Dans la région de Rimini, on trouve des hôtels où le temps semble s'être arrêté. Le photographe italien Stefan Giftthaler vous invite dans cet univers de papiers peints à fleurs, de glaciers éclairés au néon et d’italo disco années 80.
Ces images semblent venues d’une époque depuis longtemps révolue. Comme si Stefan Giftthaler était monté dans une machine à remonter le temps pour être catapulté à une époque où sépia, marron et orange donnaient le ton et où les clients des hôtels ne se plaignaient pas quand le wifi est en rade.
L’aventure a commencé par hasard. "Alors que je me trouvais sur la côte, près de Rimini, je suis passé devant un hôtel où le temps semblait s’être arrêté", raconte-t-il lors de notre Zoom call depuis sa ville natale de Milan. "J’y ai photographié une chambre fantastique. Tout était parfaitement conservé et ça m’avait fasciné. Je me suis alors mis à chercher sur internet d’autres hôtels similaires dans la région", se souvient-il.
"Sur la côte, le long d’une route, il y a toute une série de petites stations balnéaires qui ont fusionné. Le tourisme de masse s’y est développé après la Seconde Guerre mondiale, c’est pourquoi de nombreux hôtels datent des années 60 et 70. Pour certains, je les ai trouvés tout simplement en passant par là alors que, pour d’autres, il a fallu davantage de recherche. Beaucoup d’entre eux n’ont même pas de site web."
Éclairage aux néons
C’était il y a quatre ans. Depuis, il s’y rend chaque année. Tel un archéologue, il se met en route, armé de son appareil photo. "J’ai l’impression d’être de nouveau un enfant: j’y allais parfois en vacances avec mes parents. Ces stations balnéaires sont figées dans le temps. Les glaciers et les pizzerias sont encore éclairés au néon, comme dans les années 80. Même la musique est datée, car on passe de l’italo disco années 80."

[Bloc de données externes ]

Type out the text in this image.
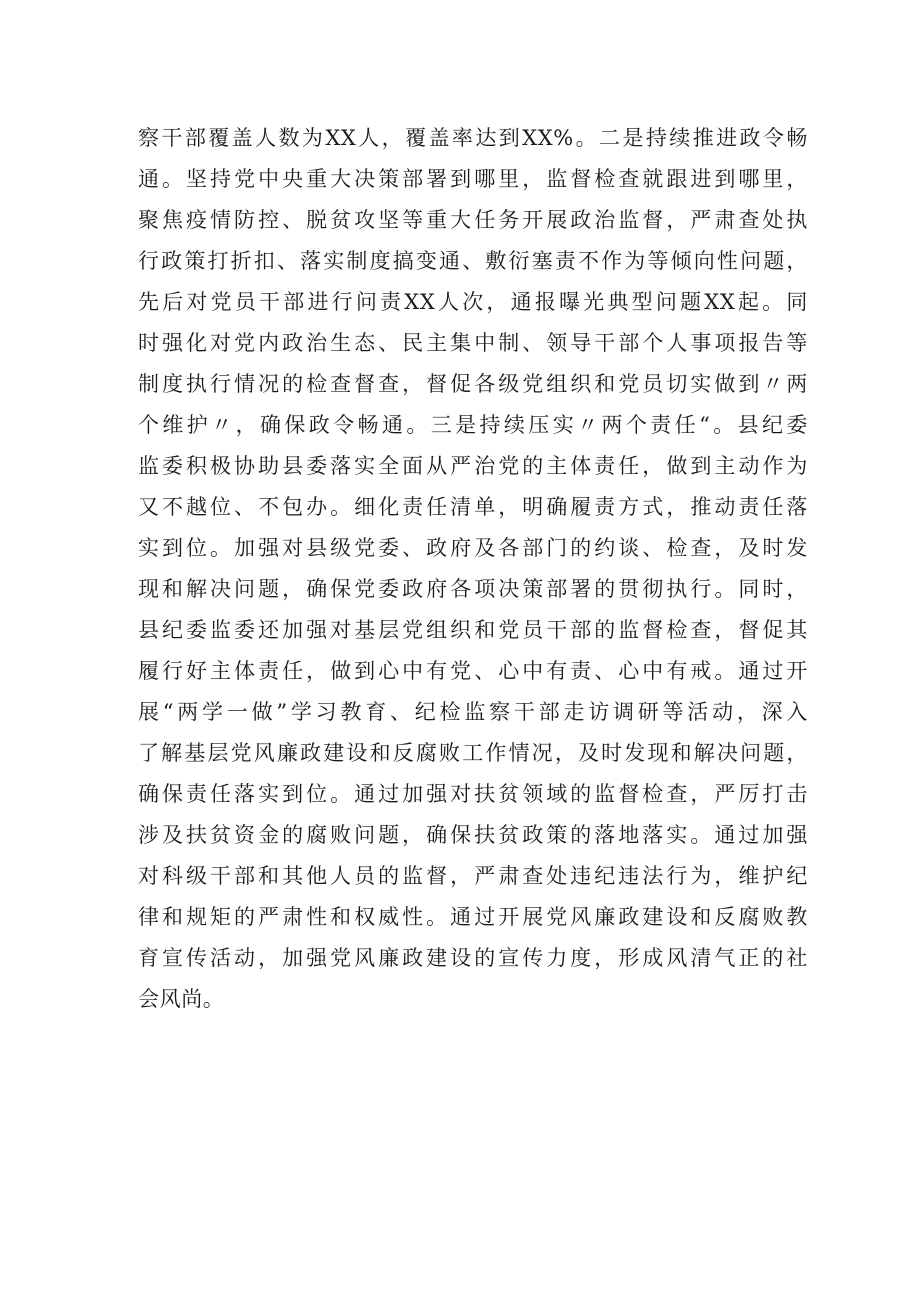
察干部覆盖人数为XX人，覆盖率达到XX%。二是持续推进政令畅
通。坚持党中央重大决策部署到哪里，监督检查就跟进到哪里，
聚焦疫情防控、脱贫攻坚等重大任务开展政治监督，严肃查处执
行政策打折扣、落实制度搞变通、敷衍塞责不作为等倾向性问题，
先后对党员干部进行问责XX人次，通报曝光典型问题XX起。同
时强化对党内政治生态、民主集中制、领导干部个人事项报告等
制度执行情况的检查督查，督促各级党组织和党员切实做到〃两
个维护〃，确保政令畅通。三是持续压实〃两个责任“。县纪委
监委积极协助县委落实全面从严治党的主体责任，做到主动作为
又不越位、不包办。细化责任清单，明确履责方式，推动责任落
实到位。加强对县级党委、政府及各部门的约谈、检查，及时发
现和解决问题，确保党委政府各项决策部署的贯彻执行。同时，
县纪委监委还加强对基层党组织和党员干部的监督检查，督促其
履行好主体责任，做到心中有党、心中有责、心中有戒。通过开
展“两学一做”学习教育、纪检监察干部走访调研等活动，深入
了解基层党风廉政建设和反腐败工作情况，及时发现和解决问题，
确保责任落实到位。通过加强对扶贫领域的监督检查，严厉打击
涉及扶贫资金的腐败问题，确保扶贫政策的落地落实。通过加强
对科级干部和其他人员的监督，严肃查处违纪违法行为，维护纪
律和规矩的严肃性和权威性。通过开展党风廉政建设和反腐败教
育宣传活动，加强党风廉政建设的宣传力度，形成风清气正的社
会风尚。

Pour accentuer cette impression de monde révolu, il utilise des pellicules analogiques. "C’est un monde qui disparaît et c’est cette impression que je veux transmettre. Les personnes qui viennent ici en vacances le font depuis des décennies, qu’il s'agisse d'Italiens, d'Allemands ou d’Européens du nord. Ils vont chaque année dans le même hôtel, des lieux qui ne répondent absolument plus à nos attentes d’aujourd’hui. Il est logique que ces hôtels disparaissent. Ce sont souvent des affaires familiales et les enfants n’ont pas envie de les rénover. Un propriétaire d’hôtel m’a expliqué que les meubles avaient souvent été fabriqués sur mesure. Ce sont des pièces uniques."
Pourtant, son objectif n’est pas de préserver ces lieux pour la postérité. Il cite l’écrivaine américaine Susan Sontag, qui a écrit qu’au moment où le photographe déclenche son appareil, il crée un petit morceau de passé. "Dès que vous prenez une photo, quelque chose change. J’aime cette atmosphère, mais il faut garder à l’esprit que le monde change."
Comme Las Vegas
Curieusement, on ne voit jamais personne sur ses photos. Et il y a une bonne raison à cela: "Je voulais me focaliser sur les lieux, pas sur les gens, sinon, ça devient une sorte de documentaire à la Martin Parr (photographe anglais célèbre pour ses images anthropologiques NDLR). Je voulais que les lieux se révèlent tels qu’ils sont et non tels qu’ils sont vécus."
Giftthaler a plus d’un tour dans son sac. Outre sa série sur les hôtels, il a photographié des sculptures et des mosaïques. Il est aussi un portraitiste de talent, qui a immortalisé des célébrités telles que les architectes italiens Renzo Piano et David Chipperfield, ainsi que Romano Prodi, Président du Conseil de l'Union européenne de 2006 à 2008. "Quand je fais des portraits, je dépends des personnes que je photographie. C’est intéressant, mais si j’en fais trop souvent, il faut que je passe à autre chose. Je cherche alors un endroit calme et je photographie de l’architecture ou des intérieurs. De préférence des lieux vintage, qui ont une histoire."
Alors que nous prenons congé, il mentionne un livre de photos de l’architecte américain Robert Venturi qui célèbre l’architecture éclectique des casinos et des hôtels du Strip de Las Vegas. "Ça m’a beaucoup rappelé mon travail en Italie. Je n’aurais jamais osé le penser, mais la côte Adriatique et Las Vegas peuvent rivaliser sur certains points."